Screenplay by Randy Brown
   Starring:
Clint Eastwood, Amy Adams, John Goodman and Justin
   Timberlake
  
Running Time: 111 minutes
  
Rating: M
  
Released: December 6th, 2012


5/10

 


Ageing baseball scout Gus (Clint Eastwood) doesn't believe in computers or statistics. He enjoys researching the old fashion way by going to games and watching new talent firsthand. However, Gus is struggling to take care of himself. He doesn't eat well and his eyesight is growing weaker, making it harder to observe the matches. With draft selections approaching, Gus's friend Pete (John Goodman) is worried about an important scouting trip coming up. He can't afford for Gus to make any mistakes with selections so he employs some extra help. He tries to persuade Mickey (Amy Adams), Gus's daughter, to go on the trip with her father. Mickey lives a very separate life to Gus. She works in a law firm surrounded by men and has to work hard for any recognition.
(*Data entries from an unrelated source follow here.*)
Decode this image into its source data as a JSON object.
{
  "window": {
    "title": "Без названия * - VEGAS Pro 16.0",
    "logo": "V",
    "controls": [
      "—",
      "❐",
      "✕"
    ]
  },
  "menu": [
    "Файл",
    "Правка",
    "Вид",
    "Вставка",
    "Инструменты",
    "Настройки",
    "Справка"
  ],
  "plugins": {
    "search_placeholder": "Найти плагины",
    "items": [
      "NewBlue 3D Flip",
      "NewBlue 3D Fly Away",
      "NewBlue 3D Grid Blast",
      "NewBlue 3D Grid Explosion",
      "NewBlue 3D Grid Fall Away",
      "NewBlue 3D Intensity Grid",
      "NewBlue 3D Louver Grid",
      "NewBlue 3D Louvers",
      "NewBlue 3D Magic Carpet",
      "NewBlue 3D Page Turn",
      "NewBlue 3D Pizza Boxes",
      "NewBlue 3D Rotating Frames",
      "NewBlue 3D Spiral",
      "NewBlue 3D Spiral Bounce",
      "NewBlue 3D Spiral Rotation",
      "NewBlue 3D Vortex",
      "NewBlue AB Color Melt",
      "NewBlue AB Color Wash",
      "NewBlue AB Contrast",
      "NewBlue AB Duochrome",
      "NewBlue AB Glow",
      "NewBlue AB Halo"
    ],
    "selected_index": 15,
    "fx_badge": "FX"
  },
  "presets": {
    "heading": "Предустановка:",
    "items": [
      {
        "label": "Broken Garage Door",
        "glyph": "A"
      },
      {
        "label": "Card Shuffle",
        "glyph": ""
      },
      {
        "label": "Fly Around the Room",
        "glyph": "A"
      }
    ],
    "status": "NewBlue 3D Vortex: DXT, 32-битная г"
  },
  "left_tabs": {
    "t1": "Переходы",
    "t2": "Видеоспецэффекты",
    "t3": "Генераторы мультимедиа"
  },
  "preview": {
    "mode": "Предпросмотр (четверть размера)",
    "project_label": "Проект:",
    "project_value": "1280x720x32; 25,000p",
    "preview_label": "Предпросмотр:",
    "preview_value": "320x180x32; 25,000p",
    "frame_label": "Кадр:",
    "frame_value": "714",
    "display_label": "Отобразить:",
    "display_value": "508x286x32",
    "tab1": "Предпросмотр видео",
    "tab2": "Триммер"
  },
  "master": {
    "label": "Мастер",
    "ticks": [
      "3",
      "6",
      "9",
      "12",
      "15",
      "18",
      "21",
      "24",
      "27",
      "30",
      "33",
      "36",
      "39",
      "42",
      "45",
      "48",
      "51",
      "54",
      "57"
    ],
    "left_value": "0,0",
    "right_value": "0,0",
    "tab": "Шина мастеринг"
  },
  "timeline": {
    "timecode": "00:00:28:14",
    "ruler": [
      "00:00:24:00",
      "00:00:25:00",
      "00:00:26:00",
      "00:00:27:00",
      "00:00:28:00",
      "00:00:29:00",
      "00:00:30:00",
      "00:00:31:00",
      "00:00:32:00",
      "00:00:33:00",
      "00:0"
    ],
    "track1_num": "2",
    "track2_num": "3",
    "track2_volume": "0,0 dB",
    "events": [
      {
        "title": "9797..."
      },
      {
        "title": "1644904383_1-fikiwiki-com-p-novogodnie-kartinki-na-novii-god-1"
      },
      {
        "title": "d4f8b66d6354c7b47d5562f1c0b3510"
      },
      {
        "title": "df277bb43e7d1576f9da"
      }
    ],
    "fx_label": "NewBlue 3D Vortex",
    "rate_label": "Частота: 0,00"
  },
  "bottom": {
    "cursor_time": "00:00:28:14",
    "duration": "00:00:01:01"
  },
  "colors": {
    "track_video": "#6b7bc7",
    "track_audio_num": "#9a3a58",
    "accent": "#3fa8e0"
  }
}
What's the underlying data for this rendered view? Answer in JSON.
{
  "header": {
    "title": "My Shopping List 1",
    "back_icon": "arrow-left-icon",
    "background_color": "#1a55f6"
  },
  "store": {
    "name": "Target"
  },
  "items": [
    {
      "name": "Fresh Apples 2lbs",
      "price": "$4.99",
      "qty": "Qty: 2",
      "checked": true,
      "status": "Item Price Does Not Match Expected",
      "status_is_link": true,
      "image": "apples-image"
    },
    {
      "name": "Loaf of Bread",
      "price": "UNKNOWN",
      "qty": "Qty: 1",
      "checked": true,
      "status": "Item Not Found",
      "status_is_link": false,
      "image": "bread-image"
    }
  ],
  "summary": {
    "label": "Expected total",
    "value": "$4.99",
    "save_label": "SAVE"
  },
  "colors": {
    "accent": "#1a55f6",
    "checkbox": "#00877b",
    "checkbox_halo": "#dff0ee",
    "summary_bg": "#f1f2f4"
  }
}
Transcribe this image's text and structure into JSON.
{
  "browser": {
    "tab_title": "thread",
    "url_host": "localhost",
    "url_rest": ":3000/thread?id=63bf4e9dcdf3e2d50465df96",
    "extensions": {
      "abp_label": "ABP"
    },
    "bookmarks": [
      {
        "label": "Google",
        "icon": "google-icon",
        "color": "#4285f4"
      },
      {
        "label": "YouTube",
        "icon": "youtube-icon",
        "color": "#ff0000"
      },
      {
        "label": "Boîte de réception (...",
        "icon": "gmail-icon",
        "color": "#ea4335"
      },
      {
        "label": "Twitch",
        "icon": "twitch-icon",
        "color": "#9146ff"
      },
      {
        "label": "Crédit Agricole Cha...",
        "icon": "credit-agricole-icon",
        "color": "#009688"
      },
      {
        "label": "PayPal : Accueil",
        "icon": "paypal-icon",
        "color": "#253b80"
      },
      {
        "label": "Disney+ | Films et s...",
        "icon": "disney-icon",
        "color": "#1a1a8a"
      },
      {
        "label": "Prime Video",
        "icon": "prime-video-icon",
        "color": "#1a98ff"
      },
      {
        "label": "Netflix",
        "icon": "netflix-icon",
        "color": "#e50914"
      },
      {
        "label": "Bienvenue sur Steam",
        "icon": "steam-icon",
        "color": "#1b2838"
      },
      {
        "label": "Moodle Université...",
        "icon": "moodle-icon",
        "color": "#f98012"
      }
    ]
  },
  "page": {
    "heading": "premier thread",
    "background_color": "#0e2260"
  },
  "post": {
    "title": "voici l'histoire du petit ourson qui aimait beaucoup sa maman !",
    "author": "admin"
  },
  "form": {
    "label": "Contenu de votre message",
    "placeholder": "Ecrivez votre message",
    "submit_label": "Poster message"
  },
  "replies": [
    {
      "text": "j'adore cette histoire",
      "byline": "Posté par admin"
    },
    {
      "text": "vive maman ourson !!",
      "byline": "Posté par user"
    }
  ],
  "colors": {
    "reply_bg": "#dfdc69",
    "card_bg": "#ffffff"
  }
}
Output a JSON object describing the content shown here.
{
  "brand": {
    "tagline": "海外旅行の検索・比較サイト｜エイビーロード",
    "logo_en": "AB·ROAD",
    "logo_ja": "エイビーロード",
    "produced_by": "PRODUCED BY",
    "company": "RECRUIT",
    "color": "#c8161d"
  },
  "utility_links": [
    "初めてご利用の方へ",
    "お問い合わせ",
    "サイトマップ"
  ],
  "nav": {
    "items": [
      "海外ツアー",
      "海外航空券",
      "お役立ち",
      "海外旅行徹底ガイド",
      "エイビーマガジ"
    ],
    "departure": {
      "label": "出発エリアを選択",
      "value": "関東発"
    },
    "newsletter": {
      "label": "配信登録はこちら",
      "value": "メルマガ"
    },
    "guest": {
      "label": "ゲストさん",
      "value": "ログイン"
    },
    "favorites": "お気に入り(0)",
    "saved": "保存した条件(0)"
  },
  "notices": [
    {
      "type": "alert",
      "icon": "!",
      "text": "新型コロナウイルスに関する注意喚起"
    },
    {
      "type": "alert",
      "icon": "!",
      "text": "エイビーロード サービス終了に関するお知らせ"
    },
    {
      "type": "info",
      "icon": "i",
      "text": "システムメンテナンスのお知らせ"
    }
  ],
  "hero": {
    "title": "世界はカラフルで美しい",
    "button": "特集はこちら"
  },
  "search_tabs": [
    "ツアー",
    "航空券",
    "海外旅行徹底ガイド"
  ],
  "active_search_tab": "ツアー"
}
However, she knows as much about baseball as Gus does and eventually concedes when she realises her father's instability. Her relationship with Gus shares a bitter past, but she finds relief by coming to know Johnny (Justin Timberlake), a young scout who would have been a great player had he not succumbed to injury.


Trouble with the Curve is driven by a fantastic creative team, two experienced lead actors and a rising star - it's also nothing short of a misfire. The film is courtesy of Clint Eastwood's studio Malpaso Productions, but is directed by his assistant Robert Lorenz, the second unit director of films like Million Dollar Baby (2004) and Mystic River (2003). Positioning itself as a clear alternative to the sports science methods of Moneyball (2011), Malpaso is a fitting word. The name is derived from Malpaso Creek, which means "bad step" in Spanish. The script by first time screenwriter Randy Brown would have you believe that modern statistics in sports fall short of old school methods, like pure instincts and hands-on research. Did the old men that Billy Beane had to contend with come up with this?


I don't know a lot about baseball, but after watching Rugby League for seven years I've learnt something: stats do not lie. A recent article in The Sydney Morning Herald described the fallout between the NRL (National Rugby League) administration and Sports Data, a company outsourced to organise all of the games stats and player statistics. Sports Data is said to hold a very close relationship with the games most successful coaches, many of whom use this information to prepare for matches as well as recruitment. The article also predicted that without these vital statistics, the 2013 season would start in chaos. Why would any other sport today, including baseball, be different? What's shown here, like listening to the sound of the bat, is an outdated and impractical fantasy, argued unpersuasively.


The charisma of the film's leads adds a little more belief to the father-daughter side of the story. Amy Adams' form is first class, blistering with the same toughness and grit that Eastwood is best known for himself. They share great chemistry together and exchange some wonderfully comic verbal stoushes. She sarcastically says at one point in the film: "It must be so rewarding being one of your close friends". Although Eastwood is starting to look weary, he can still throw down the odd good line or two, like when he comments that his garage is shrinking after scratching his car. There are also a couple of scenes where his own sense of invulnerability, coupled with his ailing eyesight, provides some briefly tense moments.


Yet it's the script that lets the actors down again because it doesn't know how to develop the central relationship. Gus and Mickey fight, watch baseball together, and fight some more, right until an unmoving revelation is tacked on at the end. The lack of drama is compounded by Timberlake's character. He's very charming and funny, but if Gus is unconcerned about Johnny romancing his daughter, where's the tension? Mickey's relationship with Johnny itself is also very old fashioned and overly safe. He's laid-back, she's not, and they discover they both love baseball and go swimming in a lake together. Jumping in that ice-cold water is about as radical as this film ever becomes. With an overdose of pleasantness and few dramatic high points, the film becomes tedious viewing. Nonetheless, it won't tarnish Clint's legacy too much: it'll be forgotten before then.